Hopefully this is an hint that G stars with compact systems (multiple terrestrial planets very close to the star) can also have longer period planets and that we just don’t see them because of the transit method bias.
Exactly my hope!
And then hopefully approx. Earth mass planets in approx. Earth like orbits (or rather: Earth like stellar flux, insolation).
I have looked into some solar type stars in our solar neighborhood (up to 50 ly), with known planets:
Nu2 Lupi (G4), Tau Ceti (G8), 82 Eridani (G6), 61 Virginis (G7), GJ 442 (G2), Lambda Serpentis (G0), Rho (55) Cancri, GJ 302 (G8), 47 Ursae Majoris (G1), 20 Leonis Minoris (G3), GJ 738 (G0), Mu Arae (G3), 51 Pegasi (G2), GJ 1085 (G4), Gl 777 (G6).
Most of them have somewhat to much lower metallicity, are older than our sun, a bit smaller and cooler, and have a compact system of Neptune class and mini-Neptune (inner) planets.
The few exceptions that have giant planets in wide orbits are as large or larger than the sun and/or have higher metallicity. 51 Pegasi is the only one of these with a hot Jupiter, but it is both larger and much higher metallicity than our sun.
It is indeed an intriguing question whether those compact systems of Neptunes and mini-Neptunes can also possess earth-sized planets in HZ orbits. Time and better instruments will tell.
The information garnered from three planets with 100 day or less periods and several earth masses will be useful in and of itself. Chances are the sequence of planets will not stop at “d”. Trouble, is, unless there is another transiting body, the RV signal for a terrestrial planet with a
280 K equilibrium temperqture will be difficult to pull from the signal to noise. Fingers crossed.
How likely is it that there could be water-worlds with planet-wide oceans of liquid water, but with not necessary life? And the oceans last for billions of years?
Maybe I am missing something.
This star is late period type G, this star has the 86% solar mass. The Current luminosity is similar to our SUN. 1.05 radius of of SOL.
the Planet is at only .425 AU. close to a Mercurian Orbit.

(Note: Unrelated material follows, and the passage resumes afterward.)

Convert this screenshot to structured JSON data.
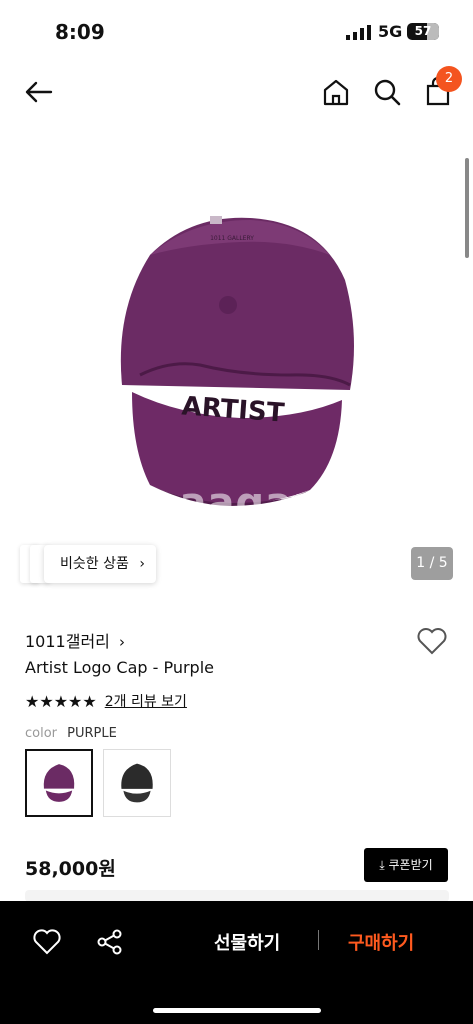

Estimated Gravity at surface is: GM/R^2
9 mass of Earth , 2.5 radius of earth gives Gravity of 13.7 m/s2
The question is How can we be sure what the size of this SuperEarth
in term of it’s gaseous envelope say 1 billion years after the system
formed. Is the H2HE envelope really held so tightly by gravity that is 39% higher than Earths? I mean we are talking about the Lightest elements, here. I understand that this sun was much fainter 1 BN years after it’s birth. Still the planet is close the Mercurian orbit.
I hope we are not looking at a OUTLIER sun in terms of flare activity.

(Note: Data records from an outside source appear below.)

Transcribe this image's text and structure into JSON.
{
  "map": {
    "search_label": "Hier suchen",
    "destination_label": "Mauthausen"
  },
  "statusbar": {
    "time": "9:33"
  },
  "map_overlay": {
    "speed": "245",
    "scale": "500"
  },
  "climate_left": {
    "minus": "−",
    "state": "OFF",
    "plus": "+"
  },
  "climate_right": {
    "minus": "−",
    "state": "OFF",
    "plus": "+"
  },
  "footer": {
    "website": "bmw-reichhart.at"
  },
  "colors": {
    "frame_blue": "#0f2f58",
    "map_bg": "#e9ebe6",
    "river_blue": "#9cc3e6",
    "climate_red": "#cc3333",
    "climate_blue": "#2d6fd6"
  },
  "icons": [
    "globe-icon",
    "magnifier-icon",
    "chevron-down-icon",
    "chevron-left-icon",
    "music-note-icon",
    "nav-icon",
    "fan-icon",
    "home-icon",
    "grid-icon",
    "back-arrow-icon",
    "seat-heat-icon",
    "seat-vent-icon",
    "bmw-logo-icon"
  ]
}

Wondering if the second and third planet, being more than 1.6 x mass of earth are to be classified as mini-Neptunes, or if the relatively low proportion of gas in their atmospheres makes them more of a rocky/icy worlds or somewhere in-between? And what implication does this have for the potential habitability of super-earths for which we still lack radial velocity data?

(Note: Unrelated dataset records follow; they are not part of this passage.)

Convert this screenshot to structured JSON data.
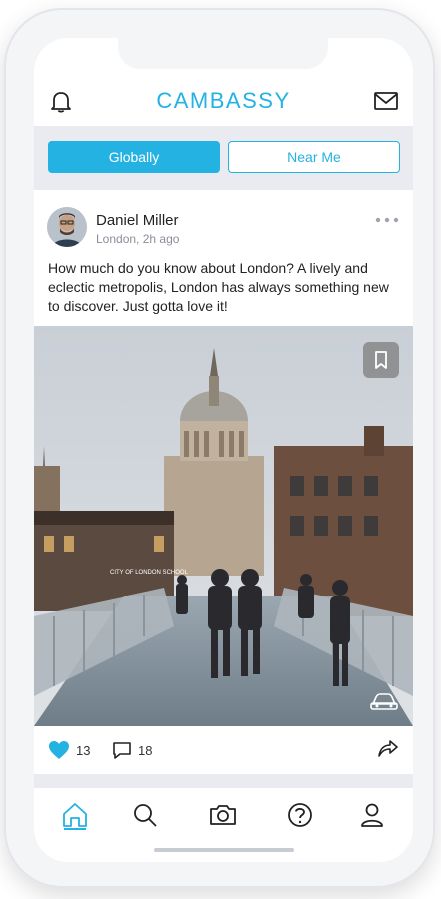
{
  "app": {
    "brand": "CAMBASSY"
  },
  "tabs": [
    {
      "label": "Globally",
      "active": true
    },
    {
      "label": "Near Me",
      "active": false
    }
  ],
  "post": {
    "author": "Daniel Miller",
    "meta": "London, 2h ago",
    "text": "How much do you know about London? A lively and eclectic metropolis, London has always something new to discover. Just gotta love it!",
    "likes": "13",
    "comments": "18",
    "image_text": "CITY OF LONDON SCHOOL"
  },
  "nav": [
    "home-icon",
    "search-icon",
    "camera-icon",
    "help-icon",
    "profile-icon"
  ],
  "colors": {
    "accent": "#23b2e2",
    "tab_bg": "#e9ebf1"
  }
}
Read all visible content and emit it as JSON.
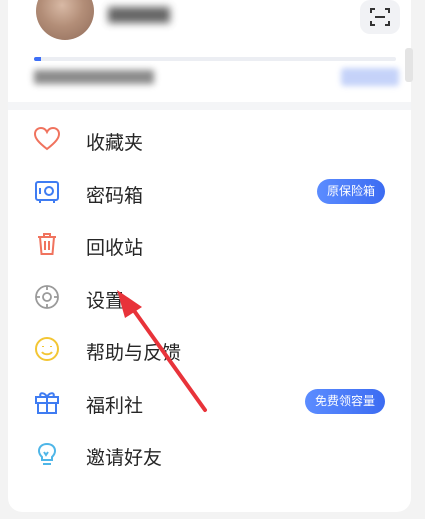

Planets b, c, d are resp. approx. 5, 11 and 9 Me.
Does this paper mean to say that the critical (threshold) mass for becoming a gas giant is beyond about 10 Me ?
That would indeed be quite a discovery, because previously this threshold mass, if I am not mistaken, was considered to be a bit lower.
In the press release from Spain they did indeed call this a “strange planet without a known equivalent.”
https://www.iac.es/en/outreach/news/cheops-unexpectedly-detects-unique-exoplanet
From Bern in Germany we get the somewhat humorous headline.
“Unique exoplanet photobombs CHEOPS study of nearby star system”
Yes they wrote separate press released on this matter.
https://www.unibe.ch/news/media_news/media_relations_e/media_releases/2021/media
So this do not upset the ideas on how most planets form, instead it’s this world that is unusual.
Is the star on the verge of leaving the main sequence?
Looks like a system for long term RV followup to detect non transiting exterior planets
P
Nu2 Lupi is a G4 star, mass 0.87*sol, temp. 5664 K, but radius 1.06*sol and luminosity 1.04*sol, so it is rather on the bright side for such a type star.
So, in combination with its age, 12.3 gy, I would think it is indeed close to leaving the MS.